Salt Lake City, UT |

I entered the United States on a J1 visa, applied for a change of status to F1, but got denied. There were no removal procedures started against me, I just had 30 days to leave the country.
I overstayed, and that was one year ago.
Now I got married to an US citizen, and we want to file for an adjustment of status, but I don't see anywhere in the paperwork that needs to be submitted, where I might bring up my failed attempt to change status.
I also want to know if that will affect my case in any way, and how exactly (I was never subject to the 2 year ban).
Advice is much appreciated, thank you.

Attorney Answers 4


  1. Best answer

    It will have no effect on your adjustment so long as you are marrying a US citizen and you do not have a 2 year foreign residency requirement on your J-1. If you have the 2 year, you cannot adjust to permanent residence until you have fulfilled this requirement, unless you are lucky enough to obtain a waiver. Consult a lawyer.

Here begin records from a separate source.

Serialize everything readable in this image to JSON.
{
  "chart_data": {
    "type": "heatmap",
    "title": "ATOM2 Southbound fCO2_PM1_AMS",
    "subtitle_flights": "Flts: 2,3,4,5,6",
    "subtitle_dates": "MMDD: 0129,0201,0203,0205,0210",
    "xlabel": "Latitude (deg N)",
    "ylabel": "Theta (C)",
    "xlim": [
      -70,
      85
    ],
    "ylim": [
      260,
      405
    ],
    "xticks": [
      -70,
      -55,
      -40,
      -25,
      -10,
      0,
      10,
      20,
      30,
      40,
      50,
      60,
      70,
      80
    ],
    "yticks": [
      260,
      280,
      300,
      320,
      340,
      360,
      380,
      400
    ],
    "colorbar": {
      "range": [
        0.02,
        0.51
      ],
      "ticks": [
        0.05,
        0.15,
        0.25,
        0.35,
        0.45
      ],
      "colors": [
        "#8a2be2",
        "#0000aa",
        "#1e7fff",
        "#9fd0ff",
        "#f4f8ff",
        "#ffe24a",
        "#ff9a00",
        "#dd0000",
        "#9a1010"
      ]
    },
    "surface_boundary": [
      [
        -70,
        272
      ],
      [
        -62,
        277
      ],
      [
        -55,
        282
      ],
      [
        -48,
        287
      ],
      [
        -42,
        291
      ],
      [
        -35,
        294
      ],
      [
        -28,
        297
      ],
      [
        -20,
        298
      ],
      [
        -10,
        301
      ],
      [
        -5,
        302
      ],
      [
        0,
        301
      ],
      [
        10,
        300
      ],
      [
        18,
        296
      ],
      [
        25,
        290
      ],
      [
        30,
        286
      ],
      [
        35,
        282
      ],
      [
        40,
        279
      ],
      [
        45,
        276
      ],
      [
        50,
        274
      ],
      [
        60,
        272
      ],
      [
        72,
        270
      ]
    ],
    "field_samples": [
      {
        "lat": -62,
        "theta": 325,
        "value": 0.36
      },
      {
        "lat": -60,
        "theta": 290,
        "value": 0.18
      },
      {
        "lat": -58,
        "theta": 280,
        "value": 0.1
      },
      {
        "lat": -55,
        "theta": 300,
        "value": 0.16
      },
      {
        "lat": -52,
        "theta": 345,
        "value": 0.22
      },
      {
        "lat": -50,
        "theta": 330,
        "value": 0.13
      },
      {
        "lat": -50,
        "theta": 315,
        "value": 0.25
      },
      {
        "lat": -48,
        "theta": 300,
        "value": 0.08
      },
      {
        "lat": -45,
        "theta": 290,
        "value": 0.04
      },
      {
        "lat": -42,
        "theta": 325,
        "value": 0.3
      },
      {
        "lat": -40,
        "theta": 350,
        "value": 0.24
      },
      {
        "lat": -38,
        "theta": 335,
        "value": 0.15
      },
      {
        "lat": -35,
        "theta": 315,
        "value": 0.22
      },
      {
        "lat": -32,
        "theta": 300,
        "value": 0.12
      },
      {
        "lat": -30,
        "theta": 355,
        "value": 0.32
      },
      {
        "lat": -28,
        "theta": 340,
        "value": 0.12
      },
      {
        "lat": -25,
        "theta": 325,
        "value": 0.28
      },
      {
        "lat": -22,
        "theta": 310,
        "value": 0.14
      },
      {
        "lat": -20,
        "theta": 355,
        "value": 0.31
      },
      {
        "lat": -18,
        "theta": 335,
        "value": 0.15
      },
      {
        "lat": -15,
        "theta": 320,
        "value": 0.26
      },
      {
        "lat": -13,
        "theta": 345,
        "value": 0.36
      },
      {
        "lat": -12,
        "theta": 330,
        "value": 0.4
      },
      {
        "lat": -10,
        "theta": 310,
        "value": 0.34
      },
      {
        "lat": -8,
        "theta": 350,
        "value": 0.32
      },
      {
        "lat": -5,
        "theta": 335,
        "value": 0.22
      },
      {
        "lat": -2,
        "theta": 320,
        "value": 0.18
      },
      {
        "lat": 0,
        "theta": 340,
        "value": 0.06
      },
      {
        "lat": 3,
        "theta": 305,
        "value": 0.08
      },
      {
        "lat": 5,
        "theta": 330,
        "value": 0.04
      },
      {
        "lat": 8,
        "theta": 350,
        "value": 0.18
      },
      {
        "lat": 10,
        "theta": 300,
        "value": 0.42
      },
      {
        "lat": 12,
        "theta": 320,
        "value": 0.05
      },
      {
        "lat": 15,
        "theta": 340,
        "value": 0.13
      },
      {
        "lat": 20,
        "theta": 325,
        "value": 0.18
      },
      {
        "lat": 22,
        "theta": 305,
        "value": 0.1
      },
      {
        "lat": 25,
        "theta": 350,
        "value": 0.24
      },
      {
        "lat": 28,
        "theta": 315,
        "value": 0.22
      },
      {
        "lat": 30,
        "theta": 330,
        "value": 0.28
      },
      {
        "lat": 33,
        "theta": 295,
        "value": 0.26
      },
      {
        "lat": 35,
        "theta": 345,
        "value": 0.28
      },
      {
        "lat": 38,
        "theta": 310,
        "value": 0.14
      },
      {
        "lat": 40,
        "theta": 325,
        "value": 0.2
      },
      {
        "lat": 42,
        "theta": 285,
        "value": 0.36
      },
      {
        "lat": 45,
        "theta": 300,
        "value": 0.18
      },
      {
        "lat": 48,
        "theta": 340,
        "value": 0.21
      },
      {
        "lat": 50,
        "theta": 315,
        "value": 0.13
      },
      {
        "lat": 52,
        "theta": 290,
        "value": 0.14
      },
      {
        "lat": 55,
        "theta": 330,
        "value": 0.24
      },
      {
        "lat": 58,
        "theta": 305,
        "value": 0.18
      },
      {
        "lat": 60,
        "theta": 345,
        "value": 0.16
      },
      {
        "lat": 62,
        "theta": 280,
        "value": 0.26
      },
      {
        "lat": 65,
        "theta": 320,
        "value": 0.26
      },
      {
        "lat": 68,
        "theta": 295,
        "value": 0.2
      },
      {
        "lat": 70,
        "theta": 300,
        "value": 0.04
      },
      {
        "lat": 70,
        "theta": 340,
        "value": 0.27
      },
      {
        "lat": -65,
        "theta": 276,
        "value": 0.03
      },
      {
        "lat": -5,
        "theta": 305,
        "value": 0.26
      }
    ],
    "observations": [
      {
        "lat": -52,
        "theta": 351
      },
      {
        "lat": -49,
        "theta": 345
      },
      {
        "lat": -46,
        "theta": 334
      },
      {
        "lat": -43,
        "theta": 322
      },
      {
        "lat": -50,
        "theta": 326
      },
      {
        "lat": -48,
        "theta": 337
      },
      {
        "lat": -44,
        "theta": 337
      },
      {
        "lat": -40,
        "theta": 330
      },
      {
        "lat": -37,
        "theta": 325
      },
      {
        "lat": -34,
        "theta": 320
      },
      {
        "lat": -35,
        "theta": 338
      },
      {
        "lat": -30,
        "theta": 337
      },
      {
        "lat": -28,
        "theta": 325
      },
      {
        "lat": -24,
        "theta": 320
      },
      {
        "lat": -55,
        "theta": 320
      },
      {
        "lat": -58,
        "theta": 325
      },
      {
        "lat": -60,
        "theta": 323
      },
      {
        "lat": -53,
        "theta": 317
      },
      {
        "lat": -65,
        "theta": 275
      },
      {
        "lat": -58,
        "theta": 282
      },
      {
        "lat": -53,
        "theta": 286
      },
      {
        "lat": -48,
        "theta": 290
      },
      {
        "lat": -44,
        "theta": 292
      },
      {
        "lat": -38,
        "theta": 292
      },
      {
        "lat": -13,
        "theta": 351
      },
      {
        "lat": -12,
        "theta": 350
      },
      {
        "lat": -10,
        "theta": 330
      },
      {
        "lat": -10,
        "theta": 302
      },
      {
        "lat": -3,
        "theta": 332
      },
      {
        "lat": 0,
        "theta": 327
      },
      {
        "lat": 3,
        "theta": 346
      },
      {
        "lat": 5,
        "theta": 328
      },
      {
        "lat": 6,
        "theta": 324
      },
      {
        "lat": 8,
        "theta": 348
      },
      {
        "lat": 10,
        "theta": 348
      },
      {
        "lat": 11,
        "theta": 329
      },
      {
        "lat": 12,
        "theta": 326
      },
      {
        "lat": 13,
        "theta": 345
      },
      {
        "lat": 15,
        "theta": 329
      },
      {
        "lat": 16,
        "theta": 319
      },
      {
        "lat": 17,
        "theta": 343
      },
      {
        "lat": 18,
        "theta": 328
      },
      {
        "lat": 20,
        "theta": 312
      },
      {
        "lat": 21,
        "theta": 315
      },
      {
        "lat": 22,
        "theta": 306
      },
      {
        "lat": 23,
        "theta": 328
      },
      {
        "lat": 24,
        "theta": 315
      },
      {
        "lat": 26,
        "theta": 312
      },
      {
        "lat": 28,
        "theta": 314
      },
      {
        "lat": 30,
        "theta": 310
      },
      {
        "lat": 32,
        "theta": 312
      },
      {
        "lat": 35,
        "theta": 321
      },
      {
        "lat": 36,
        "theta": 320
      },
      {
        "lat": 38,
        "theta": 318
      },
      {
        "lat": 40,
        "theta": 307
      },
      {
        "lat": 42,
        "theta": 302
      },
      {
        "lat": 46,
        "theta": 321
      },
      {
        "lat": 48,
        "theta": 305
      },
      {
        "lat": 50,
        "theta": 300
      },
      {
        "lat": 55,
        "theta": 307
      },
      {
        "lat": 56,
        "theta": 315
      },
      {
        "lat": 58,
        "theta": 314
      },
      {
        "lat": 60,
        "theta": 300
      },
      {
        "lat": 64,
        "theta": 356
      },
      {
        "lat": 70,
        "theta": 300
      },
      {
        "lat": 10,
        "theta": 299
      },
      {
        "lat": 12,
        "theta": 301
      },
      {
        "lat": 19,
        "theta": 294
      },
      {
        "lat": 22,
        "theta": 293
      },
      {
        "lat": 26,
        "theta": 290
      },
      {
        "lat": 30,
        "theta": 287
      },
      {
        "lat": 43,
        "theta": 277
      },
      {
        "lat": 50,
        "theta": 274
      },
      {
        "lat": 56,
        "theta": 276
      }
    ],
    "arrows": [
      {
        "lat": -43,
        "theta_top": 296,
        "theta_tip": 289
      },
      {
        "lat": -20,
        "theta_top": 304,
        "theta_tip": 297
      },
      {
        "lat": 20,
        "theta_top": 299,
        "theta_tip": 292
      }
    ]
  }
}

  2. This is a very good reason to hire an attorney and pay a professional to handle your legal matter. Please contact me for a free consultation.
    Regards,
    Nick MIsiti
    Misiti Global, PLLC.
    716 830 7960
    misitiglobal@misitiglobal.com


  3. Any period of lawful status is always a concern.
    It is advisable to work with an immigration lawyer to have your concerns addressed.
    You will also benefit from a professional insight into the immigration process as it affects you.
    You are welcome to use the link provided below to contact me if you wish to discuss a way forward.
    Goodluck.


  4. The CIS most likely already knows that your request for F1 status was denied. If your J1 did not have the 2 year foreign residence requirement, then you may adjust status based on your marriage to a US citizen.

    Do have a lawyer look at your J1 papers though. Being subject to the 2 year foreign residence requirement is a matter of actual facts, not simply the endorsement on your passport.